Nicht abgeschoben ist nicht aufgehoben

Die geplante Abschiebung dreier Familien in das Kosovo ist größtenteils gescheitert. Zwei ältere Flüchtlinge sind laut Amtsarzt zu krank, eine junge Frau ist wohl traumatisiert. Zum Teil wurden bereits neue Abschiebetermine angesetzt

Die für Donnerstag angesetzte Abschiebung von drei Familien ins Kosovo ist größtenteils gescheitert. Nach Angaben des Flüchtlingsrats konnte die Ausländerbehörde lediglich den Vater und den ältesten Sohn der achtköpfigen Flüchtlingsfamilie S. (taz berichtete) nach Priština abschieben. Die übrigen Familienmitglieder waren für die Behörden nicht auffindbar. Auch die geplante Abschiebung des Ehepaars R. und der Familie I. ins Kosovo scheiterte.

Das Vorgehen der Behörden im Fall des Ehepaars R. bezeichnet der Flüchtlingsrat „als besonders menschenverachtend“. Am Abend vor der geplanten Abschiebung hatte ein Amtsarzt das gebrechliche Paar für nicht reisefähig erklärt und so die Entlassung aus der Haft erwirkt. Als sich der 58-jährige Mann und die 64-jährige Frau am Tag darauf bei der Ausländerbehörde meldeten, wurden sie erneut in Gewahrsam genommen. Nun sollen sie am 25. April abgeschoben werden. „Die R.s sind beide schwer krank und auf die Hilfe ihrer Kinder in Deutschland angewiesen“, erklärt Eva Weber vom Flüchtlingsrat. Sie hat das Paar noch am Mittwochabend besucht. Weber befürchtet, dass die beiden im Kosovo nicht lange überleben würden.

Gescheitert ist auch die Abschiebung der Familie I. Bis auf die Mutter und den Sohn, die in psychiatrischer Behandlung sind, sollten alle Mitglieder das Land verlassen. Während die 22-jährige Tochter Lutfije I. im Abschiebeknast auf ihren Abtransport wartete, war der Rest der Familie am Mittwoch nicht auffindbar. Lutfije I.s Abschiebung wurde schließlich vom Oberverwaltungsgericht gestoppt: Vor Gericht müsse noch geklärt werden, ob die 22-Jährige traumatisiert ist. Skandalös findet Eva Weber, dass die junge Frau inhaftiert bleibt: „Bei einer gescheiterten Abschiebung ist eine Inhaftierung rechtswidrig.“

Im Zusammenhang mit der teilweise erfolgten Abschiebung der Familie S. erhebt der Flüchtlingsrat schwere Vorwürfe gegen Innensenator Ehrhart Körting (SPD). Er habe sich geweigert, einen Antrag der Familie auf Behandlung ihres Falles in der Härtefallkommission zu beachten. „Nach der Rechtsverordnung ist die Abschiebung bis zur Beratung der Kommission auszusetzen“, erklärt Georg Classen vom Flüchtlingsrat. Bereits im März, so Classen, habe die Ausländerbehöre im Fall S. rechtswidrig gehandelt. Damals waren selbst die vier minderjährigen Kinder in Abschiebehaft genommen worden. „Es ist uns nicht bekannt, dass in Deutschland Kinder inhaftiert werden dürfen“, wundert sich Classen.

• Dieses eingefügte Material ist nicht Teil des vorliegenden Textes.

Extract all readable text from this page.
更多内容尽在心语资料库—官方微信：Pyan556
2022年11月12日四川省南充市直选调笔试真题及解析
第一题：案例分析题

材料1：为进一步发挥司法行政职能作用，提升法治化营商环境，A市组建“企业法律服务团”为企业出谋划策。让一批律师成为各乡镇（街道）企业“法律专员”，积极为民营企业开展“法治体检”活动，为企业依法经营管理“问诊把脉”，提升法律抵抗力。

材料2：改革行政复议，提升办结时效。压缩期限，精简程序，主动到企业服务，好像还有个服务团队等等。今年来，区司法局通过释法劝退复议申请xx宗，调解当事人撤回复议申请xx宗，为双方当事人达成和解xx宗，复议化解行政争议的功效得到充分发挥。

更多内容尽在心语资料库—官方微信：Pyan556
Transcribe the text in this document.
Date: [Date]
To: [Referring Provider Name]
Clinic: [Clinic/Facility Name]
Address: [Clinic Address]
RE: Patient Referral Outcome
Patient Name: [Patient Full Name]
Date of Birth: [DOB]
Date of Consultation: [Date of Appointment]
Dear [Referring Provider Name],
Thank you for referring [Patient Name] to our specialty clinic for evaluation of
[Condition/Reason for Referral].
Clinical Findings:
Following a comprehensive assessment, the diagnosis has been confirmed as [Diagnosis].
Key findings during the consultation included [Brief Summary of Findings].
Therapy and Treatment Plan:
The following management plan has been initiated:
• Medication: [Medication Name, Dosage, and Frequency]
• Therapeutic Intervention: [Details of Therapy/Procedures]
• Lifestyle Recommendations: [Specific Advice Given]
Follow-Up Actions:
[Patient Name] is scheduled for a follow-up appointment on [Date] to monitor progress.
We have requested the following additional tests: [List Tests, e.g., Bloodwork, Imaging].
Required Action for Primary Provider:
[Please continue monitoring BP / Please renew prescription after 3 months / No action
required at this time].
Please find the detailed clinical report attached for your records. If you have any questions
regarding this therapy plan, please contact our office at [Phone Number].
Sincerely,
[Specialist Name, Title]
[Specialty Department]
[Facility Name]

Wunderlich findet er auch Körtings harten Abschiebekurs. Denn andererseits setze sich der Senator – zur Freude des Flüchtlingsrats – für eine Bleiberechtsregelung ein; ein Thema, das bei der nächsten Innenministerkonferenz diskutiert wird. Classen mutmaßt, dass sich Körting mit seinem harten Kurs erst vor den Innenministerkollegen profilieren will, um seinem Anliegen Nachdruck zu verleihen. „Das ist zwar merkwürdig, aber anders kann ich mir das nicht erklären.“ Körting war gestern für eine Stellungnahme nicht zu erreichen.